Benefits

Benefits

Tech Stack Consolidation (Better Reuse and Developer Productivity):

  • Developers focus only on Building API's over Apps irrespective of Stream Processing or User request handling. No need to worry about new components such as Nimbus, Supervisor in case of Storm.
  • Monitoring and Scaling are solved problems for HA Apps. Developers can reuse patterns of dispatch compose and state machine orchestration used in Apps.
  • Single Code base for App and Storm makes it easier to maintain. Just add another API to build stream processing logic.
  • App Developers do not need to worry about processing message in order. Dmux provides ordering per Key guarantees by ensuring the next call for the same key is only made when first call returns 2xx.

Simpler Predictive Scalability:

  • Simple way to scale with Dmux is by increasing fanout concurrency or increasing number of App boxes acting as HTTPSink or both depending on which is the bottleneck.

For eg.

Note: This is just a simple approach which works for most cases.

If avg latency for processing a message is 500ms. (Very Slow processing use case)
And Single App can process 200 concurrent request at 70% CPU saturation.
Then we can get Throughput of 400 req/sec from a single box.
Now we can meet given QPS needs by just adding the right number of boxes and increasing Dmux concurrency.

For meeting 2000 QPS.
 - We need at least 5 App boxes behind the HTTPSink VIP.  = 5 * 400
 - We need increase fanout of size of Dmux = 1000 concurrent request = 5 * 200
* We can achieve Vertical Scalability in single Dmux instance by touching two properties in Dmux config, size and pending_acks. Increasing them till we see good utilization of VM

Note: you are more likely to saturate SinkApp boxes before you saturate at a single Dmux instance

  • We can achieve Horizontal Scalability by increasing number of boxes for Dmux or sinkApp boxes, based on which is saturated.

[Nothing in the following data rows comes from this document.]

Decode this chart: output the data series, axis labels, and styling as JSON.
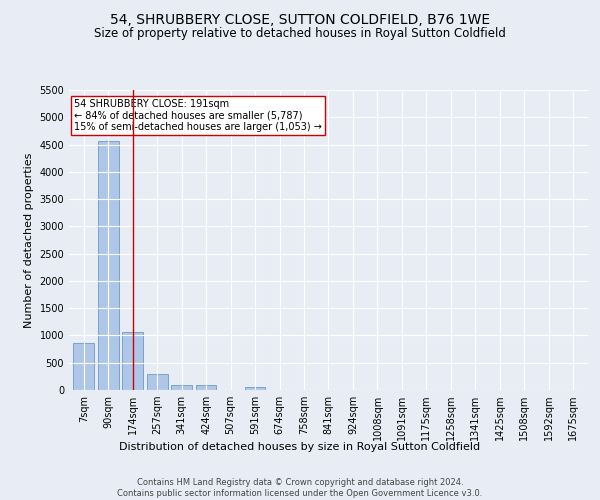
{
  "title": "54, SHRUBBERY CLOSE, SUTTON COLDFIELD, B76 1WE",
  "subtitle": "Size of property relative to detached houses in Royal Sutton Coldfield",
  "xlabel": "Distribution of detached houses by size in Royal Sutton Coldfield",
  "ylabel": "Number of detached properties",
  "categories": [
    "7sqm",
    "90sqm",
    "174sqm",
    "257sqm",
    "341sqm",
    "424sqm",
    "507sqm",
    "591sqm",
    "674sqm",
    "758sqm",
    "841sqm",
    "924sqm",
    "1008sqm",
    "1091sqm",
    "1175sqm",
    "1258sqm",
    "1341sqm",
    "1425sqm",
    "1508sqm",
    "1592sqm",
    "1675sqm"
  ],
  "values": [
    870,
    4560,
    1060,
    290,
    95,
    85,
    0,
    55,
    0,
    0,
    0,
    0,
    0,
    0,
    0,
    0,
    0,
    0,
    0,
    0,
    0
  ],
  "bar_color": "#aec6e8",
  "bar_edge_color": "#5b8db8",
  "vline_x": 2.0,
  "vline_color": "#cc0000",
  "annotation_box_color": "#cc0000",
  "annotation_text_line1": "54 SHRUBBERY CLOSE: 191sqm",
  "annotation_text_line2": "← 84% of detached houses are smaller (5,787)",
  "annotation_text_line3": "15% of semi-detached houses are larger (1,053) →",
  "ylim": [
    0,
    5500
  ],
  "yticks": [
    0,
    500,
    1000,
    1500,
    2000,
    2500,
    3000,
    3500,
    4000,
    4500,
    5000,
    5500
  ],
  "footer_line1": "Contains HM Land Registry data © Crown copyright and database right 2024.",
  "footer_line2": "Contains public sector information licensed under the Open Government Licence v3.0.",
  "bg_color": "#e8edf5",
  "plot_bg_color": "#e8edf5",
  "title_fontsize": 10,
  "subtitle_fontsize": 8.5,
  "axis_label_fontsize": 8,
  "tick_fontsize": 7,
  "annotation_fontsize": 7,
  "footer_fontsize": 6
}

Note: Dmux horizontal scalability limit is limited by number of Kafka Partitions in case of KafkaSource. It's unlikely you will hit this limit given Dmux's vertical scale.

Update Batching is now added, which helps in better throughput.

Easier to achieve Better Performance

Dmux performance was much better than Storm-0.9.5. Our basic testing had go-dmux draining Kafka in 1/10 time of Storm-0.9.5. Storm-0.9.5 took close to 5hrs to drain the queue when go-dmux could do it in 30min.

Note: This was with our default tuning of Storm-0.9.5. We suspect there was backpreassure being built up and our basic tuning with count of workers, executors, max_spout_pending did not help. We did not dig deeper into Storm to find the bottleneck and solve for it in this testing.

Check Graph in TestSetup which displays Kafka Lag monitoring Graph that shows Drain rate of same Topology in Storm vs Dmux + HttpAPP end point when the KafkaConsumer when force restarted.